Warning: unable to access index for repository http://brainarray.mbni.med.umich.edu/bioc/bin/macosx/leopard/contrib/2.11
Package hgu95av2 is available for download, would you like to install? [y/n]
y
Warning: unable to access index for repository http://brainarray.mbni.med.umich.edu/bioc/bin/macosx/leopard/contrib/2.11
trying URL 'http://bioconductor.org/packages/2.6/data/annotation/bin/macosx/leopard/contrib/2.11/hgu95av2_2.2.0.tgz'
Content type 'application/x-gzip' length 9340297 bytes (8.9 Mb)
opened URL
==================================================
downloaded 8.9 Mb


The downloaded packages are in
/var/folders/3g/3gHxNStTGZaWkGngOL39-++++TI/-Tmp-//RtmptUUJr1/downloaded_packages
Loading required package: hgu95av2

******* Deprecation warning *******:

The package 'hgu95av2' is deprecated and will not be supported in the future.

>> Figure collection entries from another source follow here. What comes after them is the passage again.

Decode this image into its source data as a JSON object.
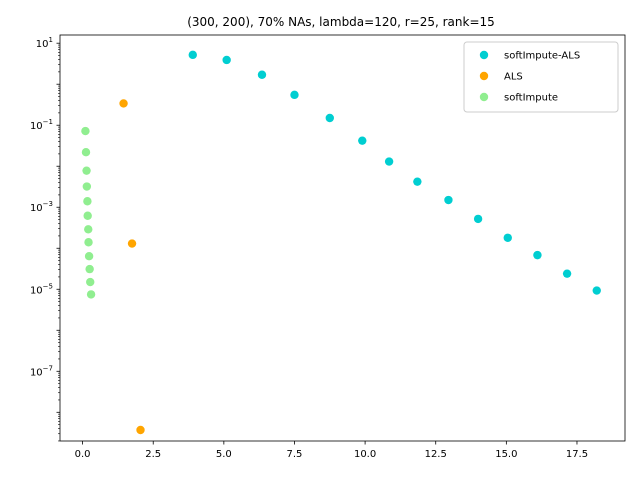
{
  "chart_data": {
    "type": "scatter",
    "title": "(300, 200), 70% NAs, lambda=120, r=25, rank=15",
    "xlabel": "",
    "ylabel": "",
    "xlim": [
      -0.8,
      19.2
    ],
    "xticks": [
      0.0,
      2.5,
      5.0,
      7.5,
      10.0,
      12.5,
      15.0,
      17.5
    ],
    "xtick_labels": [
      "0.0",
      "2.5",
      "5.0",
      "7.5",
      "10.0",
      "12.5",
      "15.0",
      "17.5"
    ],
    "yscale": "log",
    "ylim_log10": [
      -8.7,
      1.2
    ],
    "yticks_log10": [
      1,
      -1,
      -3,
      -5,
      -7
    ],
    "grid": false,
    "legend_position": "top-right",
    "series": [
      {
        "name": "softImpute-ALS",
        "color": "#00CED1",
        "points": [
          {
            "x": 3.9,
            "y": 5.2
          },
          {
            "x": 5.1,
            "y": 3.9
          },
          {
            "x": 6.35,
            "y": 1.7
          },
          {
            "x": 7.5,
            "y": 0.55
          },
          {
            "x": 8.75,
            "y": 0.15
          },
          {
            "x": 9.9,
            "y": 0.042
          },
          {
            "x": 10.85,
            "y": 0.013
          },
          {
            "x": 11.85,
            "y": 0.0042
          },
          {
            "x": 12.95,
            "y": 0.0015
          },
          {
            "x": 14.0,
            "y": 0.00052
          },
          {
            "x": 15.05,
            "y": 0.00018
          },
          {
            "x": 16.1,
            "y": 6.8e-05
          },
          {
            "x": 17.15,
            "y": 2.4e-05
          },
          {
            "x": 18.2,
            "y": 9.3e-06
          }
        ]
      },
      {
        "name": "ALS",
        "color": "#FFA500",
        "points": [
          {
            "x": 1.45,
            "y": 0.34
          },
          {
            "x": 1.75,
            "y": 0.00013
          },
          {
            "x": 2.05,
            "y": 3.7e-09
          }
        ]
      },
      {
        "name": "softImpute",
        "color": "#90EE90",
        "points": [
          {
            "x": 0.1,
            "y": 0.072
          },
          {
            "x": 0.12,
            "y": 0.022
          },
          {
            "x": 0.14,
            "y": 0.0078
          },
          {
            "x": 0.15,
            "y": 0.0032
          },
          {
            "x": 0.17,
            "y": 0.0014
          },
          {
            "x": 0.18,
            "y": 0.00062
          },
          {
            "x": 0.2,
            "y": 0.00029
          },
          {
            "x": 0.21,
            "y": 0.00014
          },
          {
            "x": 0.23,
            "y": 6.4e-05
          },
          {
            "x": 0.25,
            "y": 3.1e-05
          },
          {
            "x": 0.27,
            "y": 1.5e-05
          },
          {
            "x": 0.3,
            "y": 7.5e-06
          }
        ]
      }
    ]
  }
}
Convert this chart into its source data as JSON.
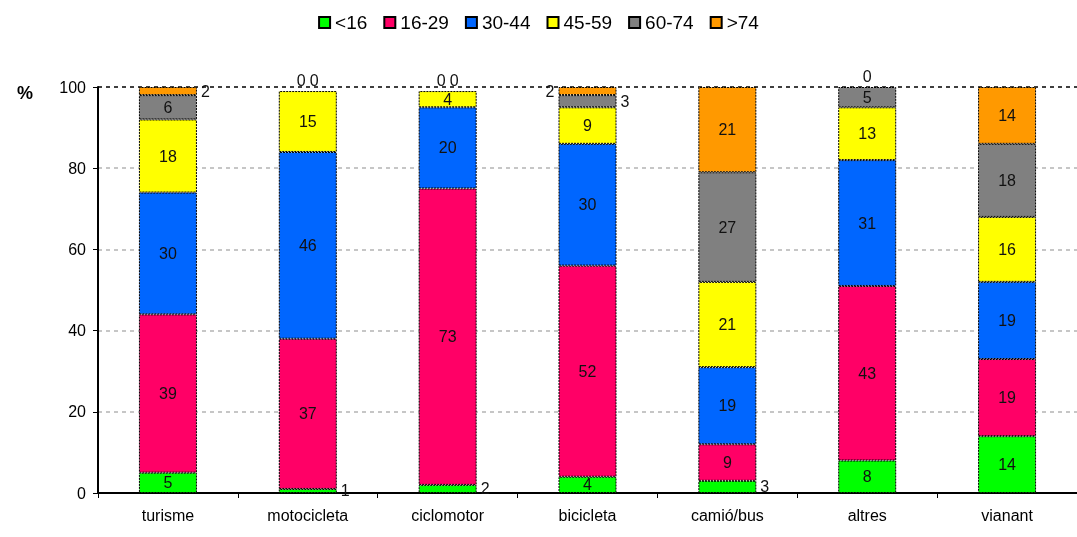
{
  "chart_data": {
    "type": "bar",
    "stacked": true,
    "ylabel": "%",
    "categories": [
      "turisme",
      "motocicleta",
      "ciclomotor",
      "bicicleta",
      "camió/bus",
      "altres",
      "vianant"
    ],
    "series": [
      {
        "name": "<16",
        "color": "#00ff00",
        "values": [
          5,
          1,
          2,
          4,
          3,
          8,
          14
        ]
      },
      {
        "name": "16-29",
        "color": "#ff0066",
        "values": [
          39,
          37,
          73,
          52,
          9,
          43,
          19
        ]
      },
      {
        "name": "30-44",
        "color": "#0066ff",
        "values": [
          30,
          46,
          20,
          30,
          19,
          31,
          19
        ]
      },
      {
        "name": "45-59",
        "color": "#ffff00",
        "values": [
          18,
          15,
          4,
          9,
          21,
          13,
          16
        ]
      },
      {
        "name": "60-74",
        "color": "#808080",
        "values": [
          6,
          0,
          0,
          3,
          27,
          5,
          18
        ]
      },
      {
        "name": ">74",
        "color": "#ff9900",
        "values": [
          2,
          0,
          0,
          2,
          21,
          0,
          14
        ]
      }
    ],
    "ylim": [
      0,
      100
    ],
    "yticks": [
      0,
      20,
      40,
      60,
      80,
      100
    ],
    "grid": "y",
    "legend": "top",
    "data_labels": true
  }
}
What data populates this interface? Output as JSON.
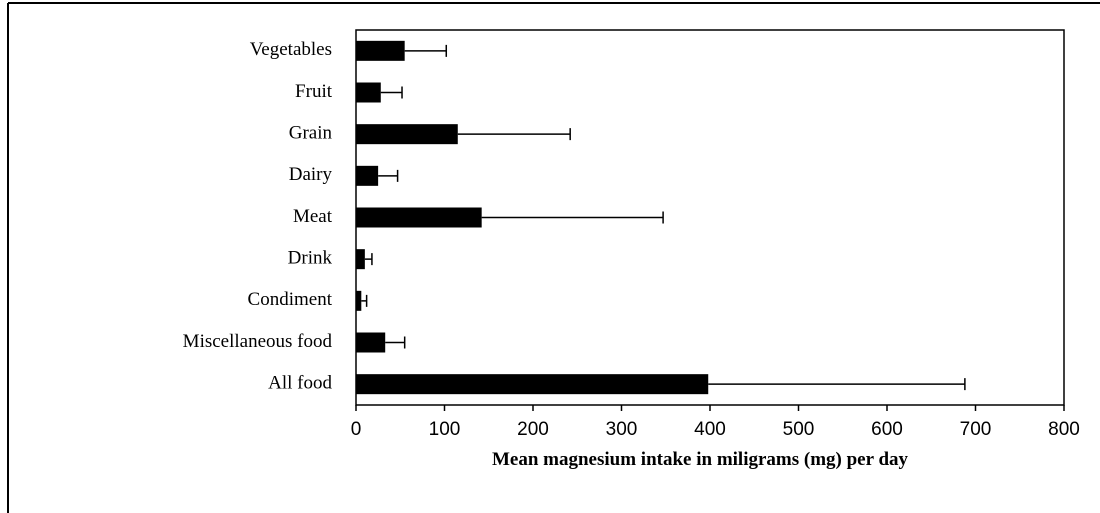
{
  "chart_data": {
    "type": "bar",
    "orientation": "horizontal",
    "x_label": "Mean magnesium intake in miligrams (mg) per day",
    "categories": [
      "Vegetables",
      "Fruit",
      "Grain",
      "Dairy",
      "Meat",
      "Drink",
      "Condiment",
      "Miscellaneous food",
      "All food"
    ],
    "values": [
      55,
      28,
      115,
      25,
      142,
      10,
      6,
      33,
      398
    ],
    "errors": [
      47,
      24,
      127,
      22,
      205,
      8,
      6,
      22,
      290
    ],
    "color": "#000000",
    "xlim": [
      0,
      800
    ],
    "xticks": [
      0,
      100,
      200,
      300,
      400,
      500,
      600,
      700,
      800
    ]
  }
}
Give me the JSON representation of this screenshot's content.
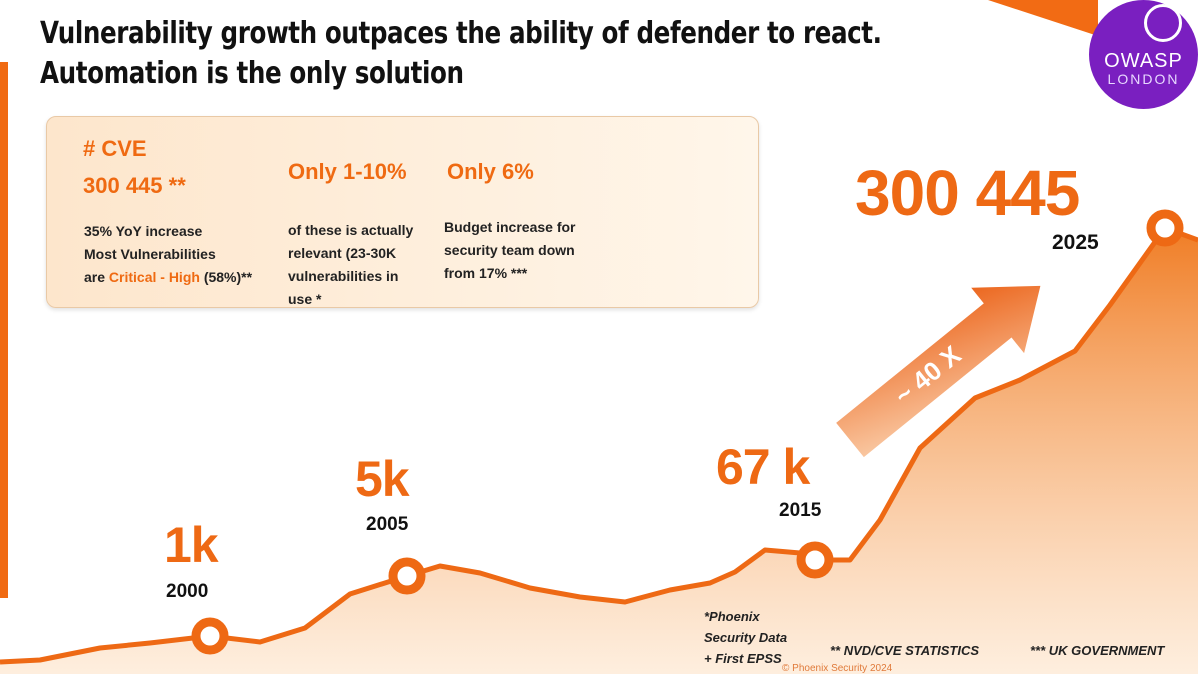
{
  "title_line1": "Vulnerability growth outpaces the ability of defender to react.",
  "title_line2": "Automation is the only solution",
  "logo": {
    "top": "OWASP",
    "bottom": "LONDON"
  },
  "box": {
    "col1": {
      "heading": "# CVE",
      "value": "300 445 **",
      "line1": "35% YoY increase",
      "line2": "Most Vulnerabilities",
      "line3_pre": "are ",
      "line3_highlight": "Critical - High",
      "line3_post": " (58%)**"
    },
    "col2": {
      "heading": "Only 1-10%",
      "lines": [
        "of these is actually",
        "relevant (23-30K",
        "vulnerabilities in",
        "use *"
      ]
    },
    "col3": {
      "heading": "Only 6%",
      "lines": [
        "Budget increase for",
        "security team down",
        "from 17% ***"
      ]
    }
  },
  "arrow_label": "~ 40 X",
  "notes": {
    "phoenix": [
      "*Phoenix",
      "Security Data",
      "+ First EPSS"
    ],
    "nvd": "** NVD/CVE STATISTICS",
    "uk": "*** UK GOVERNMENT",
    "copyright": "© Phoenix Security 2024"
  },
  "colors": {
    "accent": "#ef6a12",
    "logo": "#7a1fc0"
  },
  "chart_data": {
    "type": "area",
    "points": [
      {
        "year": "2000",
        "label": "1k"
      },
      {
        "year": "2005",
        "label": "5k"
      },
      {
        "year": "2015",
        "label": "67 k"
      },
      {
        "year": "2025",
        "label": "300 445"
      }
    ]
  }
}
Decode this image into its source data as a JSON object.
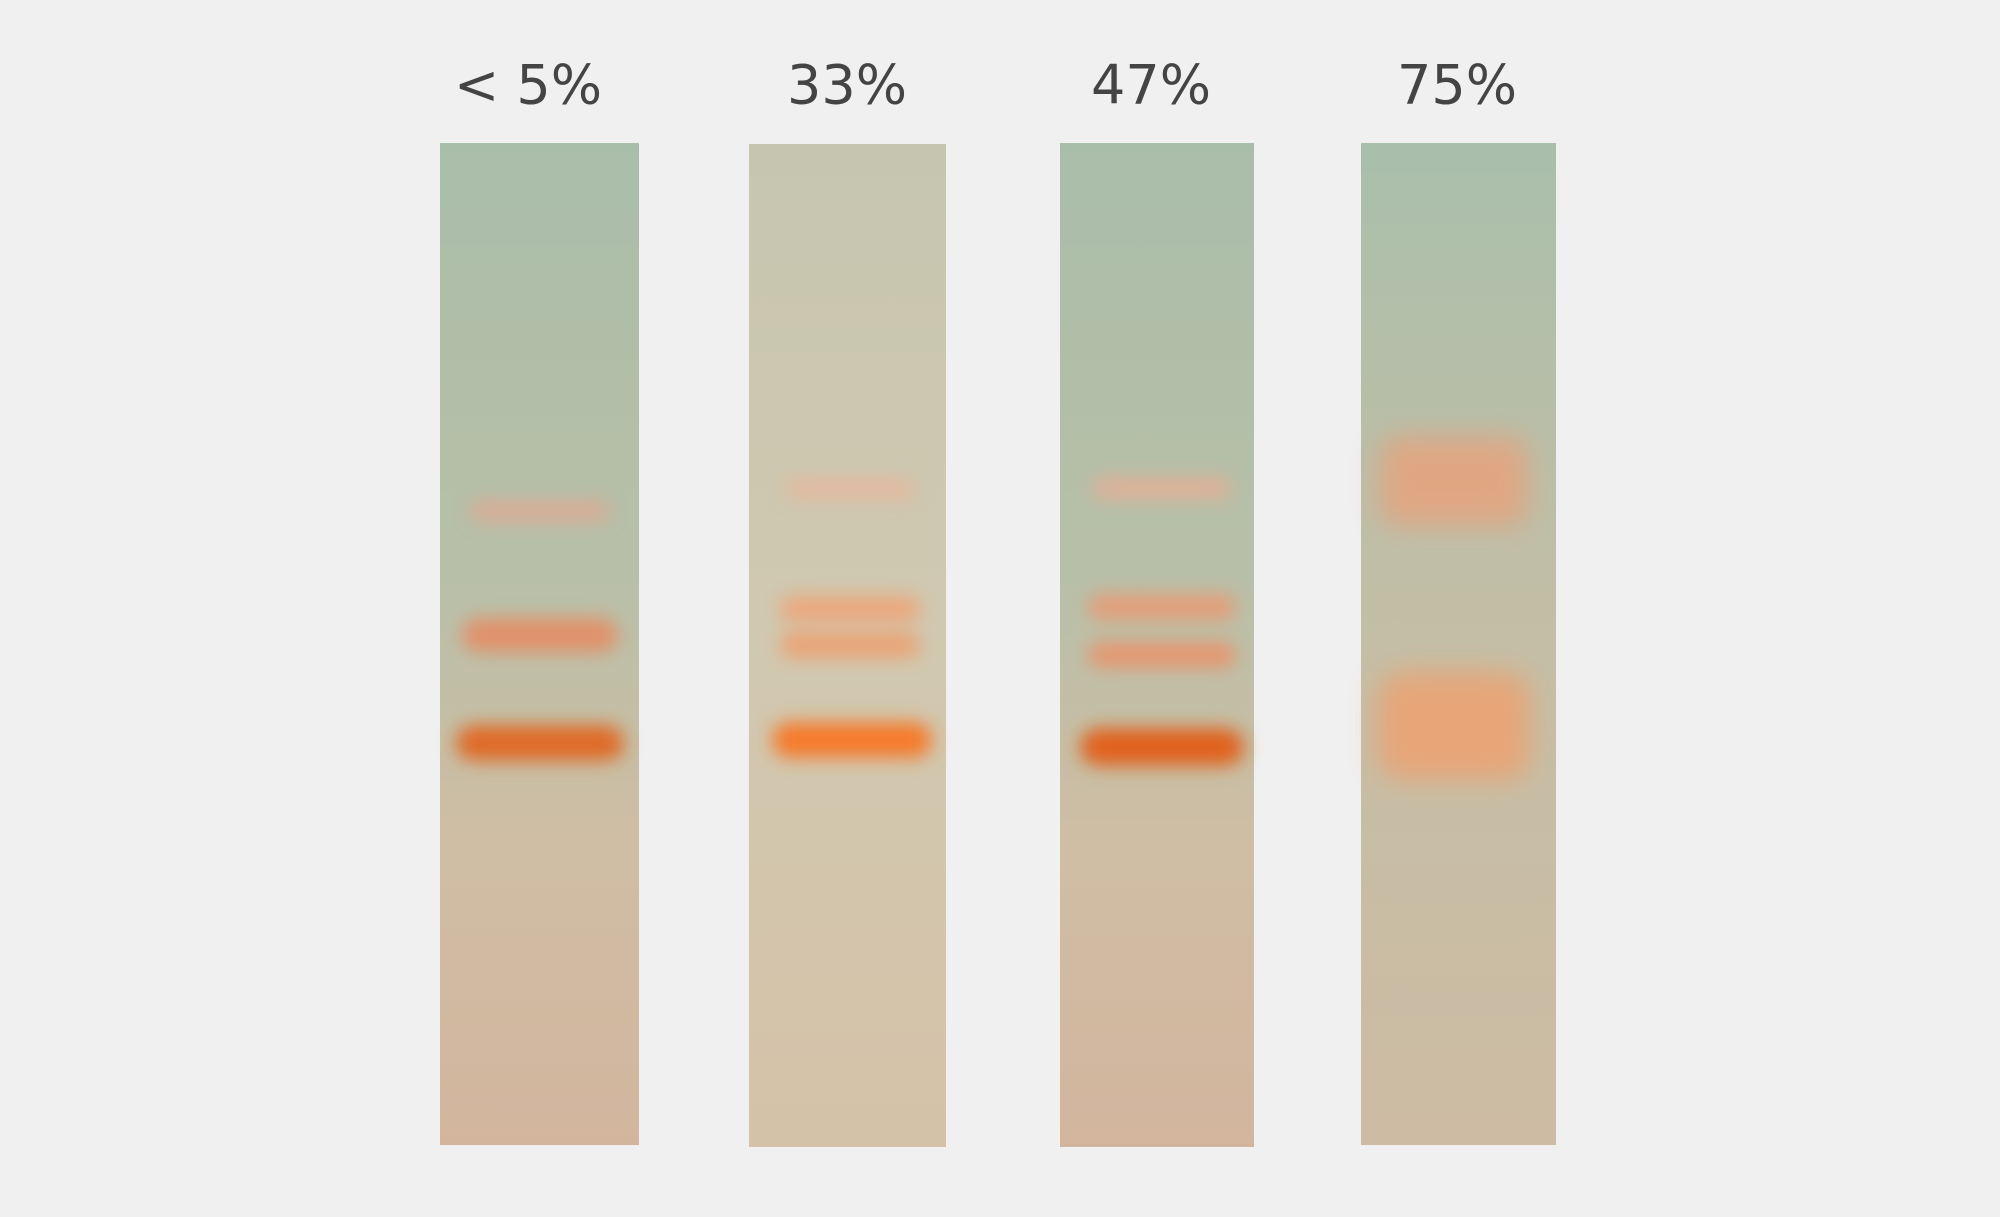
{
  "labels": [
    "< 5%",
    "33%",
    "47%",
    "75%"
  ]
}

Instead we strongly reccomend that you should start using the 'hgu95av2.db' package.

We hope you will enjoy these new packages. If you still have questions, you can search
(http://dir.gmane.org/gmane.science.biology.informatics.conductor) or ask the mailing list
(http://bioconductor.org/docs/mailList.html).

To repeat:

library('annaffy')
probeids <- featureNames(ALL)
symbols <- aafSymbol(probeids, 'hgu95av2')
> class(symbols)
[1] "aafList"
> genenames = getText(symbols)
> genenames[1:3]
[1] "MAPK3" "TIE1" "CYP2C19"
> probeids[1:3]
[1] "1000_at" "1001_at" "1002_f_at"

We'll write this all down on a couple post-it notes and put it on the monitor for reference.